Je ne suis pas retourné rue de l’Aumône-Vieille. J’avais juste assez de force et de lucidité pour retrouver ma voiture dans le parking souterrain où je l’avais laissée, mais il a fallu que je passe par la rue Laroque où se trouve Le Mazarin, et là j’ai vu qu’on y donnait The Bling Ring de Sofia Coppola, et comme le film ne devait pas tarder à commencer, et comme il faisait trop chaud, que le soleil était éblouissant et que mes jambes ne me portaient plus, j’ai payé ma place et je suis entré.

Autant le dire tout de suite: j’avais une histoire avec Sofia Coppola. Quelques années auparavant, une amie m’avait commandé un livre sur elle. Pas une œuvre monumentale, juste cent pages d'évocation personnelle, qu’elle ferait paraître dans la collection qu’elle dirigeait et qui était très à la mode, et j’aurais accepté sa proposition avec plaisir si je n’avais pas eu alors un autre fer au feu. Une autre commande qui me tenait à cœur et qui concernait David Hockney.

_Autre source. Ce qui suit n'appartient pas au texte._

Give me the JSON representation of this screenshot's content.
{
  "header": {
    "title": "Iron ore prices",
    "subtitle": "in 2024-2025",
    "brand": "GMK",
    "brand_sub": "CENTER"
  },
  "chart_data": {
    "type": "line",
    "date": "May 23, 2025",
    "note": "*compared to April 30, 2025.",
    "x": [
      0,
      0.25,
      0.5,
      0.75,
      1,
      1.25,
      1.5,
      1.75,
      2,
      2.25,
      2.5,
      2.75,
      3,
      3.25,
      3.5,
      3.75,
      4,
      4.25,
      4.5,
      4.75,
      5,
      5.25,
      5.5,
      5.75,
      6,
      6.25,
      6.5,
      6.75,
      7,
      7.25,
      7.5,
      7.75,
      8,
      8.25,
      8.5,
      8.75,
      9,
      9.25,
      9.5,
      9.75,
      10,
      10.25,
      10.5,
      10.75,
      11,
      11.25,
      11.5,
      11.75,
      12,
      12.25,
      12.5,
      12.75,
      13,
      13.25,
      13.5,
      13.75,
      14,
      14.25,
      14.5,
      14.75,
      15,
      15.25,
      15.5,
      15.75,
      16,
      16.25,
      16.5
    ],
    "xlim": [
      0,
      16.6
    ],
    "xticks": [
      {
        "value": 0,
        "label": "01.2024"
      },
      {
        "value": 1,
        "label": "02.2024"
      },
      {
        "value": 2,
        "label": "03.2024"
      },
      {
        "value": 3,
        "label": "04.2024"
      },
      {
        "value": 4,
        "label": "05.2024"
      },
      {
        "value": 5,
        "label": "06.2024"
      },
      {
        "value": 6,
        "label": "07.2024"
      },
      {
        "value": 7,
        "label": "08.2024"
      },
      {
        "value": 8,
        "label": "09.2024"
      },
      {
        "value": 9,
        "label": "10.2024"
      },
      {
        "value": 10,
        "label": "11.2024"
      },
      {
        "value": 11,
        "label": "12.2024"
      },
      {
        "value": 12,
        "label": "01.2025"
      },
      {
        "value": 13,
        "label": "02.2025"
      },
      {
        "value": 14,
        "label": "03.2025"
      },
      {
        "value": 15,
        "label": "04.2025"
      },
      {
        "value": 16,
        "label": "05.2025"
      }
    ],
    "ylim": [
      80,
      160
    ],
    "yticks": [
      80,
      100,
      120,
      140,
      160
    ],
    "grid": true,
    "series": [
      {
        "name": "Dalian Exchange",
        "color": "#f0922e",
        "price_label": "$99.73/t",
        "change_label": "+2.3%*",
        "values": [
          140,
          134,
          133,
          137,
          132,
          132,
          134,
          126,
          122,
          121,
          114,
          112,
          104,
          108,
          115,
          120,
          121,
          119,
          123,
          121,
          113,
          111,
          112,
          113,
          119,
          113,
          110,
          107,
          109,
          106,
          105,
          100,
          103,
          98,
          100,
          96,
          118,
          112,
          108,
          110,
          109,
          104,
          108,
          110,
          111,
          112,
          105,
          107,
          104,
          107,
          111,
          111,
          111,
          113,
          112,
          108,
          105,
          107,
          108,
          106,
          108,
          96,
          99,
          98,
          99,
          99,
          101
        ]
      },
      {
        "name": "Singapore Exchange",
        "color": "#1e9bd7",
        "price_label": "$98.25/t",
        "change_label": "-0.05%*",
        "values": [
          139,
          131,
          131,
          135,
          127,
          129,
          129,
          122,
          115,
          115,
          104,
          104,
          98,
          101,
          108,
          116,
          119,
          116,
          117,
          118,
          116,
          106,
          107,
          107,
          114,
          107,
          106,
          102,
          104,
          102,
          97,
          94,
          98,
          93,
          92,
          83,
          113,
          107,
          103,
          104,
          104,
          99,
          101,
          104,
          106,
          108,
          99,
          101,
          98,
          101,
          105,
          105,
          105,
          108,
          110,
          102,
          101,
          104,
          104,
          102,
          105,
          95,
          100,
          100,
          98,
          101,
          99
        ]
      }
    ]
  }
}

The Bling Ring était un film que j’avais déjà vu au moment de sa sortie, et cet après-midi-là je l’ai revu, dans les moments du moins où je ne dormais pas sur mon fauteuil, dans la salle obscure à peu près vide, ce qui n’a pas empêché qu’en sortant de la salle je me sente très impressionné par ce que j’avais vu, sans trop savoir pourquoi, et à qui aurais-je pu essayer de le dire, de le formuler aussi clairement que possible, comme nous avions la si vieille habitude de le faire, l'un pour l'autre, en sortant d'un cinéma, maintenant que j'étais seul? Et c’est alors que l’histoire a véritablement commencé, avant même que Daniel ne me parle de l'étrange affaire à laquelle il se trouvait mêlé au titre improbable de détective amateur.